Die Deviaphobie ist die Angst, sich zu verirren. Augie Meyers, Keyboarder des legendären Sir Douglas Quintets („Mendocino“), erzählte einmal in einem Interview, er habe sogar schon den Zimmerservice angerufen, als er sich zu Hause aufhielt. Es gibt Vielflieger, bei denen daheim würde sogar jemand abnehmen. Es dauert eine Weile, bis sie sich in der eigenen Wohnung zurechtgefunden haben. Ohne Smartphone o. ä. kann man das vergessen: Sie sind so selten zu Hause, dass sie dort GPS benötigen.

Ein Trost: Selbst den Großen dieser Welt bleiben solche Missgeschicke nicht erspart. 1992 scheiterte ein Putsch in Venezuela daran, dass die ortsunkundigen Soldaten sich auf dem Weg zum Präsidentenpalast verirrten und Passanten nach dem Weg fragen mussten. Drei Jahre später, im Frühling 1995, besuchte der damalige UN-Generalsekretär Butros Butros Butros Ghali (drei weitere „Butros“ mussten aus Platzgründen weggelassen werden) das armselige Guatemala. Das offizielle Programm sah eine Stippvisite in der kleinen Stadt San Juan de Irgendwas vor. Die Maschine landete – nichts. Kein roter Teppich, keine Kapelle, keine goldigen Indiomädchen, die enthusiastisch Fähnchen schwenkten, kein Bürgermeister, nicht einmal ein Erschießungskommando. Nada. Nur ein völlig verdutzter Mechatroniker. Der Pilot hatte leider San Juan de Irgendwasque mit San Juan de Soundso verwechselt. Ein anderer Pilot von Delta Airlines ist frohgemut in Lexington, Kentucky, gelandet, hätte allerdings nach Louisville gemusst, das zwar ebenfalls mit L anfängt und ebenso in Kentucky beheimatet ist, aber: Ooops ... „This is your Captain speaking – krrrcht ... Unfortunately ...“ Selbst wenn das ein Pilotprojekt war – der Mann ist postwendend geflogen.

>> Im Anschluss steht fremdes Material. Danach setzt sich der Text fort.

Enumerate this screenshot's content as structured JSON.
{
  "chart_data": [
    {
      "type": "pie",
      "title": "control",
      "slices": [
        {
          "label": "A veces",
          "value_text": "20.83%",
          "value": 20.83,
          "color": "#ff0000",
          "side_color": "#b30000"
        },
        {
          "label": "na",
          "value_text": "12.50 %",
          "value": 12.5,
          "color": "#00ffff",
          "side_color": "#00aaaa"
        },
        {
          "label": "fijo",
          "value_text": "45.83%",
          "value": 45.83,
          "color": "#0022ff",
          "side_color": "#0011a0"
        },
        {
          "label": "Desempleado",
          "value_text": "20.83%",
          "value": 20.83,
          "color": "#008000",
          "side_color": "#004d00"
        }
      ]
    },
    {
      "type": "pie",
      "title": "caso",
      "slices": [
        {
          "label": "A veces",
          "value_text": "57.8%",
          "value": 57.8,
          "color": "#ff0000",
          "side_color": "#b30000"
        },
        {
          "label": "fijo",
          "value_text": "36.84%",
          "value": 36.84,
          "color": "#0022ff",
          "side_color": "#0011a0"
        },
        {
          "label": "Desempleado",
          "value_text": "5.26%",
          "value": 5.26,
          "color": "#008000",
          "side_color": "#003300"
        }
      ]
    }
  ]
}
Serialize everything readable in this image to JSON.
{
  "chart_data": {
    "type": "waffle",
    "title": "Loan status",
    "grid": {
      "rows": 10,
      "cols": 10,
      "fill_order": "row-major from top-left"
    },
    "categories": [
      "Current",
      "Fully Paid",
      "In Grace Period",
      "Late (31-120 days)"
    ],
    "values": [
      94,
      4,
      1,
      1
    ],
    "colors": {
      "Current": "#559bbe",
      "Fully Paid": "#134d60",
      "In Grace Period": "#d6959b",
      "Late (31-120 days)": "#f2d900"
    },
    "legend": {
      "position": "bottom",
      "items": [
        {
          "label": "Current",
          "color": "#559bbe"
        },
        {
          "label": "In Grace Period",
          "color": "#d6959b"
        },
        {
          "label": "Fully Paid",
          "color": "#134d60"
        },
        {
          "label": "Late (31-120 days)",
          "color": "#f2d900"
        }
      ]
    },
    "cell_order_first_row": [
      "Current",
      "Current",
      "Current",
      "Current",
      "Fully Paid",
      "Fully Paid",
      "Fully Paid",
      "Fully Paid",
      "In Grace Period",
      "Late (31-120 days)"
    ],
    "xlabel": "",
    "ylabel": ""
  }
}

Zum Fasnetsumzug in Beffendorf – einem Ortsteil von Oberndorf mit knapp tausend Einwohnern – war einmal die Baronengilde aus Lackendorf eingeladen. Die haben sich dort verlaufen. Noch einmal zum Mitschreiben, zum Sich-genüsslich-auf der-Zunge-zergehen-lassen: In Beffendorf, keine tausend Einwohner. In Lackendorf geht den Verantwortlichen heute noch die Beffe, wenn sie an dieses Desaster denken.

Bösingen

In Bösingen (umgangssprachlich „Baisingen“, was allerdings eine Verwechslungsgefahr mit einem Rottenburger Stadtteil impliziert) werden die Werte hochgehalten, vor allem die Cholesterinwerte. Wohl deshalb bildet Bösingen seinen eigenen Speckgürtel, oder anders gesagt: Speck ist der Kitt, der diese Gemeinde zusammenhält. In Bösingen besteht fast alles aus Speck.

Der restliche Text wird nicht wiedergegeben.